According to the expert, the Department of Energy (DOE) has softened its appeal to oil firms to avoid appearing "pushy," especially in light of the challenging business climate that has already unfolded. So far, the DOE has sought fuel companies to import Euro 2 fuel to help widen its sources amid tighter inventories.
“There are concerns on logistics in stations, since comingling of Euro 2 with Euro 4 will downgrade the overall quality of the fuel,” the source said, as this emission standard allows for significantly higher levels of sulfur and nitrogen oxides compared to the more stringent Euro 4, which requires advanced fuel refining and engine technology to reduce harmful pollutants.
Under Executive Order 110, President Ferdinand Marcos Jr. has placed the country under a state of national emergency, triggering the activation of the Unified Package for Livelihoods, Industry, Food, and Transport (UPLIFT) to be implemented by a team of economic managers, including the Department of Energy.
While the order expects a whole-of-government approach to address an uninterrupted fuel supply, among others, the Institute for Climate and Sustainable Cities (ICSC) has stressed the need for a proactive plan, especially since fuel prices remain elevated.

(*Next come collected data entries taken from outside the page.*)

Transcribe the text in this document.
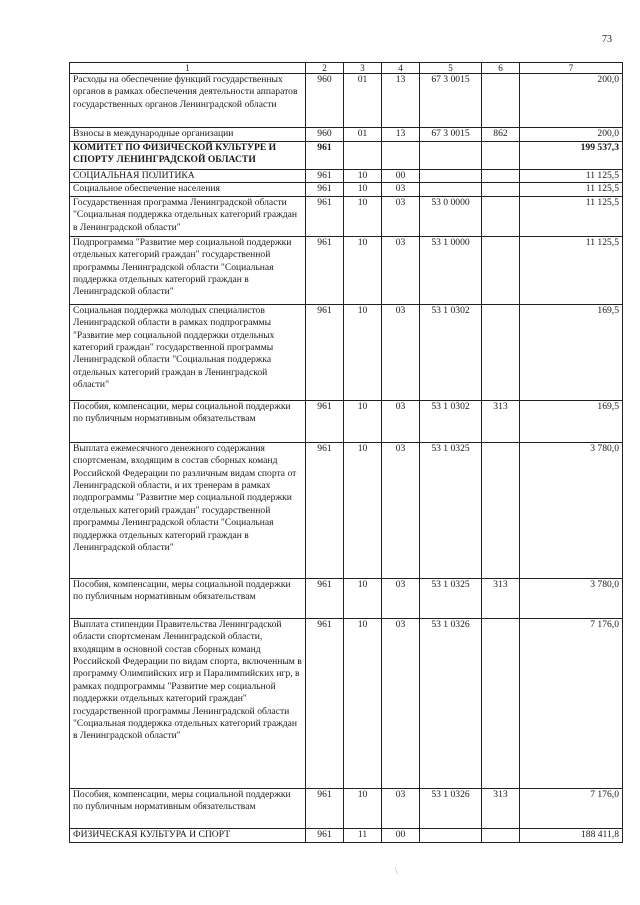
73
1	2	3	4	5	6	7
Расходы на обеспечение функций государственных органов в рамках обеспечения деятельности аппаратов государственных органов Ленинградской области	960	01	13	67 3 0015		200,0
Взносы в международные организации	960	01	13	67 3 0015	862	200,0
КОМИТЕТ ПО ФИЗИЧЕСКОЙ КУЛЬТУРЕ И СПОРТУ ЛЕНИНГРАДСКОЙ ОБЛАСТИ	961					199 537,3
СОЦИАЛЬНАЯ ПОЛИТИКА	961	10	00			11 125,5
Социальное обеспечение населения	961	10	03			11 125,5
Государственная программа Ленинградской области "Социальная поддержка отдельных категорий граждан в Ленинградской области"	961	10	03	53 0 0000		11 125,5
Подпрограмма "Развитие мер социальной поддержки отдельных категорий граждан" государственной программы Ленинградской области "Социальная поддержка отдельных категорий граждан в Ленинградской области"	961	10	03	53 1 0000		11 125,5
Социальная поддержка молодых специалистов Ленинградской области в рамках подпрограммы "Развитие мер социальной поддержки отдельных категорий граждан" государственной программы Ленинградской области "Социальная поддержка отдельных категорий граждан в Ленинградской области"	961	10	03	53 1 0302		169,5
Пособия, компенсации, меры социальной поддержки по публичным нормативным обязательствам	961	10	03	53 1 0302	313	169,5
Выплата ежемесячного денежного содержания спортсменам, входящим в состав сборных команд Российской Федерации по различным видам спорта от Ленинградской области, и их тренерам в рамках подпрограммы "Развитие мер социальной поддержки отдельных категорий граждан" государственной программы Ленинградской области "Социальная поддержка отдельных категорий граждан в Ленинградской области"	961	10	03	53 1 0325		3 780,0
Пособия, компенсации, меры социальной поддержки по публичным нормативным обязательствам	961	10	03	53 1 0325	313	3 780,0
Выплата стипендии Правительства Ленинградской области спортсменам Ленинградской области, входящим в основной состав сборных команд Российской Федерации по видам спорта, включенным в программу Олимпийских игр и Паралимпийских игр, в рамках подпрограммы "Развитие мер социальной поддержки отдельных категорий граждан" государственной программы Ленинградской области "Социальная поддержка отдельных категорий граждан в Ленинградской области"	961	10	03	53 1 0326		7 176,0
Пособия, компенсации, меры социальной поддержки по публичным нормативным обязательствам	961	10	03	53 1 0326	313	7 176,0
ФИЗИЧЕСКАЯ КУЛЬТУРА И СПОРТ	961	11	00			188 411,8
\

“The US-Israel war on Iran, like other global disruptions, must not only trigger emergency and temporary responses. We also have to plan ahead, because as the government starts a coordinated effort through the UPLIFT framework, Filipinos will still bear the brunt of the impact: fuel prices will continue to increase, detrimentally affecting the lives and livelihoods of people,” said Angelo Kairos dela Cruz, executive director of ICSC.
He mulled the importance of how global price shocks hit consumers as safeguards remain limited, as he noted that, “This highlights a deeper structural issue, that an import-dependent energy system leaves countries like ours exposed to volatility, while private gains persist during crises.”
As the transport sector relies heavily on diesel, this petroleum product remains the most volatile among fuel types, prompting the ICSC to call for strategic and timely government subsidies, robust financing mechanisms, and technical support to cushion drivers from the impact of Middle East tensions. The DOE has yet to comment on the actions to be taken for its role in the UPLIFT program.